ITF Futures: Piombino riscopre Oliver Golding

L’ex prodigio britannico torna sul circuito ITF dopo tre anni di stop e vince il future toscano sconfiggendo in finale Davide Galoppini

ITF Futures: Piombino riscopre Oliver Golding

Nella 12ª edizione del torneo ITF Città di Piombino, future con montepremi da 15.000$, trionfa Oliver Golding, autore di una settimana da incorniciare durante la quale non ha perso neanche un set.

Una storia davvero interessante quella del 24enne di Richmond che era arrivato a Piombino senza ranking dopo uno stop di tre anni a causa di una serie di problemi personali, dovuti alle pressioni e alle aspettative di un popolo intero – quello britannico – oltre che alle difficoltà ormai arcinote dei giocatori di seconda e terza fascia che fanno fatica a mantenersi con i soli prize money dei tornei future. La poca voglia di viaggiare, la difficoltà a trovare spazi e strutture adatte per allenarsi a Londra e soprattutto un figlio di appena un anno, lo avevano spinto a smettere con il professionismo per dedicarsi all’insegnamento insieme alla madre, già maestra. Tutto questo dopo aver vinto lo US Open Junior in singolo, il Bonfiglio e le Olimpiadi giovanili in doppio e aver raggiunto la posizione numero 2 della classifica under 18 e in seguito la numero 327 a livello ATP.

 

Poi a un tratto la decisione di tornare al tennis giocato, qualche settimana di allenamento a Cannes, in Francia insieme ad altri giovani in divenire e via in Bielorussia per un 15.000$. Supera le qualificazioni ma perde al primo turno; le due settimane successive rimane in Bielorussia, ma non entra neanche nelle qualificazioni, dopodiché vola in Italia, destinazione Piombino. Qui riesce a entrare e prima batte Mattia Rossi e dopo Jesse Ross lasciando a entrambi solo quattro giochi. Il destino beffardo vuole che il suo avversario nel primo turno del tabellone principale sia la testa di serie numero 1 Yaraslav Shyla, lo stesso con cui aveva giocato il suo ultimo match prima dei tre anni di stop. Golding lo batte in due set e diventa immediatamente la star del torneo. Al secondo turno poi non ha problemi con Antonio Zucca, mentre ai quarti batte Riccardo Ghedin con cui rischia di perdere il secondo set: si salva con un passante incrociato di rovescio in corsa che lo rimette in carreggiata nel tie-break fino a quel momento nelle mani del più esperto Ghedin.

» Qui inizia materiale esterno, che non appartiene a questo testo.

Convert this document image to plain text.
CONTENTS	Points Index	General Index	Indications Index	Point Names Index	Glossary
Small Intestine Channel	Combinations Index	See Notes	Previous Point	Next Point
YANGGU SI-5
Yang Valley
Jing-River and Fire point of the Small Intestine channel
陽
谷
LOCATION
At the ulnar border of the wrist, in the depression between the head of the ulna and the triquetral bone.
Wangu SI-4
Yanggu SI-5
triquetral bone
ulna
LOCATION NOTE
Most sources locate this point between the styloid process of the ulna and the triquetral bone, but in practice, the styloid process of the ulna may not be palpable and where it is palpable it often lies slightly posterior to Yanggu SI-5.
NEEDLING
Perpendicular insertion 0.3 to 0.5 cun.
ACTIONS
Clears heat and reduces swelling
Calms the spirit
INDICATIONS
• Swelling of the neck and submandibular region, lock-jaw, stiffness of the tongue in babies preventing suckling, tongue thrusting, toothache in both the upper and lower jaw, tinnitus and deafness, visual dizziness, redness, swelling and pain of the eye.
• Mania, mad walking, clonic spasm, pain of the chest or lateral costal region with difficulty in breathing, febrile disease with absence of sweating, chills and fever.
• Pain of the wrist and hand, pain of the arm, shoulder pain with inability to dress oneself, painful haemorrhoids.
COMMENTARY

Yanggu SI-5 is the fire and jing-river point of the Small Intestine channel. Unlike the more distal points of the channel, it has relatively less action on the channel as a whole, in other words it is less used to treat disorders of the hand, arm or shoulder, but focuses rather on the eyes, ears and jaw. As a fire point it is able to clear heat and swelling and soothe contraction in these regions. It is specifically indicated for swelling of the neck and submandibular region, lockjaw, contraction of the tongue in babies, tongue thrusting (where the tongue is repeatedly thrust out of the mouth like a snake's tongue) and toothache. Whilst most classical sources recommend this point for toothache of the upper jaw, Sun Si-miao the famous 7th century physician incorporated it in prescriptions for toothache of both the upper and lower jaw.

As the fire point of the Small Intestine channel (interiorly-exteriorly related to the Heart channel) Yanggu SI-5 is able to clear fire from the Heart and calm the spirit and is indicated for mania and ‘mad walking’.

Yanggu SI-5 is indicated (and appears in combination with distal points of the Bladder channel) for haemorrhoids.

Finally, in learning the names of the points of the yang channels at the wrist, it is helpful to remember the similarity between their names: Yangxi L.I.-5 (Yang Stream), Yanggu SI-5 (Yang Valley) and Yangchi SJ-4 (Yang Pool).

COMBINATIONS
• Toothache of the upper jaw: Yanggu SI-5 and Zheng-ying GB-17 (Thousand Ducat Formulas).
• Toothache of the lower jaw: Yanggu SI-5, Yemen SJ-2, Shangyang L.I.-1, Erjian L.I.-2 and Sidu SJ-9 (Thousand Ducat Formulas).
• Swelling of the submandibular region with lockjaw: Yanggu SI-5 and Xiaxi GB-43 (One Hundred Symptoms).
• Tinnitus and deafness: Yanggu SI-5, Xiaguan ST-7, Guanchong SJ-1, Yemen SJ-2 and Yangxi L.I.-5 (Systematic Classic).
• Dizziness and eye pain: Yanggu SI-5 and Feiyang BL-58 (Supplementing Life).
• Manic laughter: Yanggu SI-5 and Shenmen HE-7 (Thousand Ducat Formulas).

Da questo momento in poi il britannico passa da essere la sorpresa del torneo a “uomo da battere”. In semifinale si trova davanti Igor Smilansky, israeliano dotato di un servizio molto efficace sui campi veloci dell’Associazione Tennistica Piombinese. Niente però può fermare lo strapotere del britannico che di colpo si ritrova in finale. Dall’altra parte della rete c’è Davide Galoppini, nato e cresciuto nella vicina Livorno sotto la guida dello zio Claudio, attuale coach di Paolo Lorenzi. Davide è cresciuto molto sia tecnicamente che mentalmente. Lo dimostra il modo in cui interpreta l’incontro: nella serata ventosa piombinese, il 23enne  numero 708 ATP, lavora bene la palla cercando la diagonale di rovescio con traiettorie sopra il fianco che non permettono al britannico di liberare il suo diritto alla del Potro. Il primo set giunge al tie-break dopo un set point annullato da Golding sul 4-5; Galoppini sembra leggermente più fresco e più in fiducia, ma sin dal primo punto il londinese cambia marcia e lascia andare il braccio senza timori portando a casa un set che sembrava pendere dalla parte del suo avversario. Nel secondo Galoppini lotta ma fa più fatica a tenere i suoi turni di servizio e sotto 3-4 concede il break: finisce 7-6(3) 6-3.

Golding alza le mani al cielo e poi si inginocchia, commosso e stremato. Non può credere a quanto sia appena successo: sette incontri vinti in otto giorni senza concedere un set dopo tre anni senza competizioni. La strada ora è in salita e le pressioni aumenteranno di nuovo, ma ora può affrontarle con la maturità giusta riprendendo da dove aveva lasciato.